我正在尝试将此请求转换为Python。 对于请求,我收到错误需要解包的值太多(预期为 2) 

def PostFiles(self, apiName, values, files):
        url = self.ApiUrl + apiName 
        params = {}
        for file in files:
            params.update({'files':file})
        response = requests.post(url, 
                                 files=params,
                                 data=values,
                                 headers={
                                     'Content-Type':'application/json'},
                                 auth=HTTPKerberosAuth(delegate=True))
        return response

我也尝试过 requests_toolbelt 但不起作用。

def PostFiles(self, apiName, values, files):
        url = self.ApiUrl + apiName  
        params = {}
        for file in files:
            params.update({'files':file})
        params.update({'values':json.dumps(values)})
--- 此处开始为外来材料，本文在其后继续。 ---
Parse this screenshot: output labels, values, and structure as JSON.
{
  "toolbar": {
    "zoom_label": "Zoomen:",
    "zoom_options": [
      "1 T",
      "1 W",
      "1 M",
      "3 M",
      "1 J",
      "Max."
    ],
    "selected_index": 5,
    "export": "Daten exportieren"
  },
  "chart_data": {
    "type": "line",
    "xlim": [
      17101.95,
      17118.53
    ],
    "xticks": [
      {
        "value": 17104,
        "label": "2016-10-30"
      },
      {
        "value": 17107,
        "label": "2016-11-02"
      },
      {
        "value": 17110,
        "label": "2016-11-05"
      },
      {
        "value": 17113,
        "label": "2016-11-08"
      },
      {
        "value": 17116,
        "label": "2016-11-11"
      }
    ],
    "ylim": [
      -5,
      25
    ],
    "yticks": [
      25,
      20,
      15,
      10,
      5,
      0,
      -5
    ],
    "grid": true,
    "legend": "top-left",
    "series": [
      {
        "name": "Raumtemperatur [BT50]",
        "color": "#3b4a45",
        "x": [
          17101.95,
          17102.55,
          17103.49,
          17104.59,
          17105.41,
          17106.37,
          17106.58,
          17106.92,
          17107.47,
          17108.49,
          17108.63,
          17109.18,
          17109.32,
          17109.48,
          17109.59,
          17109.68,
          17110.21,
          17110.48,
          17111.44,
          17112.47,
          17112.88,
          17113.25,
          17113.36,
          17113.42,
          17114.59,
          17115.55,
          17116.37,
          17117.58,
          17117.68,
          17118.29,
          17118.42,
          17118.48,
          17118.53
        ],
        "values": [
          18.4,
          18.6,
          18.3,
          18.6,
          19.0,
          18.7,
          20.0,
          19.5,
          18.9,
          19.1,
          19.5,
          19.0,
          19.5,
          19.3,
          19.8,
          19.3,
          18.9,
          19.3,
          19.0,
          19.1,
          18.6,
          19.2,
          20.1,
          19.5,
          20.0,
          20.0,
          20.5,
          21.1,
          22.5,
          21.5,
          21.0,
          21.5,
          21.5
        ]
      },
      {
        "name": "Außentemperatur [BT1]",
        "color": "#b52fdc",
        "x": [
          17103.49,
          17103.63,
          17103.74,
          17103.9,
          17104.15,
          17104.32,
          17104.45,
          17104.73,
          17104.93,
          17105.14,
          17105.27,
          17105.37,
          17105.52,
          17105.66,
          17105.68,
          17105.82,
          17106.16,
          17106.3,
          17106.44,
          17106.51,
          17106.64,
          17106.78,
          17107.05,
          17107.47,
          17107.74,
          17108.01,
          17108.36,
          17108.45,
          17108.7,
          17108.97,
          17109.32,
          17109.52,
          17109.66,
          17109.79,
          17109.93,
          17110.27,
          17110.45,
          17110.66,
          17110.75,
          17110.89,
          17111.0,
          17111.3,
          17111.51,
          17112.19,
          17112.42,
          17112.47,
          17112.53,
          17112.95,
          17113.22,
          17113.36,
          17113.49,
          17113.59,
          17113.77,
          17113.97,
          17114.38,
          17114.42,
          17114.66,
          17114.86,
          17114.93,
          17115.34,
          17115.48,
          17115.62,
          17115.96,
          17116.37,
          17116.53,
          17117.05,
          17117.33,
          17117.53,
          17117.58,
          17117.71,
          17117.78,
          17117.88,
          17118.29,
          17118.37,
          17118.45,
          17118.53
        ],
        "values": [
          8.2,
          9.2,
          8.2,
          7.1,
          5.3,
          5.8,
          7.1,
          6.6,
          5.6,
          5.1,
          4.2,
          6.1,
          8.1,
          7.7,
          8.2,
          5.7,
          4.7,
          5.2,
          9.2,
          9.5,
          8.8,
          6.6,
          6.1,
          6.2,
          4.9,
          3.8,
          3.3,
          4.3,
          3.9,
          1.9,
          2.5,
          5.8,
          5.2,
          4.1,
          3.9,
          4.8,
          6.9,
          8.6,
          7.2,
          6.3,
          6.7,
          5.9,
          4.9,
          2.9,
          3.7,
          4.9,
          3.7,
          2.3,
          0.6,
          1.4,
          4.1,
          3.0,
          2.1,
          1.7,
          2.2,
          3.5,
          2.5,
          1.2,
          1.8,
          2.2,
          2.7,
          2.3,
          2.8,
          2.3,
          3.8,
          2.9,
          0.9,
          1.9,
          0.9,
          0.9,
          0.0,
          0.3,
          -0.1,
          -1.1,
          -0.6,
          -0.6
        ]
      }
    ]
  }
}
        multipart_data = MultipartEncoder(params)

        headers = { 'Content-Type':multipart_data.content_type}
        response = requests.post(url, 
                                 data=multipart_data,
                                 headers=headers,
                                 auth=HTTPKerberosAuth(delegate=True))
        return response

这是我的函数调用 - 

 files = [open(join(directory, filename), 'rb')]
    #files = [('files',(filename, open(join(directory, filename), 'rb'),'application/vnd.ms-excel'))]
    values = [{
             'field1': 'value11',
             'field2' : 'value21',
             'field3' : 'File1.xlsx'
        }]
    response = PostFiles('import', values, files)
    print(response)

有与此主题相关的帖子,但我找不到任何使用 json 发布多个文件的内容。

python api python-requests
1个回答
0
投票

我按照在单个请求中发布 JSON 和文件修改了我的代码并按预期工作。

def PostFiles(self, apiName, values, files):
        url = self.ApiUrl + apiName 
        params = {
            'values': (None, json.dumps(values), 'application/json')
            }
        for file in files:
            params.update({'files':file})
        response = requests.post(url, 
                                 files=params,
                                 auth=HTTPKerberosAuth(delegate=True))
        result = response.json()
        if response.status_code != 200 :
            raise Exception(result)
        return json.dumps(result)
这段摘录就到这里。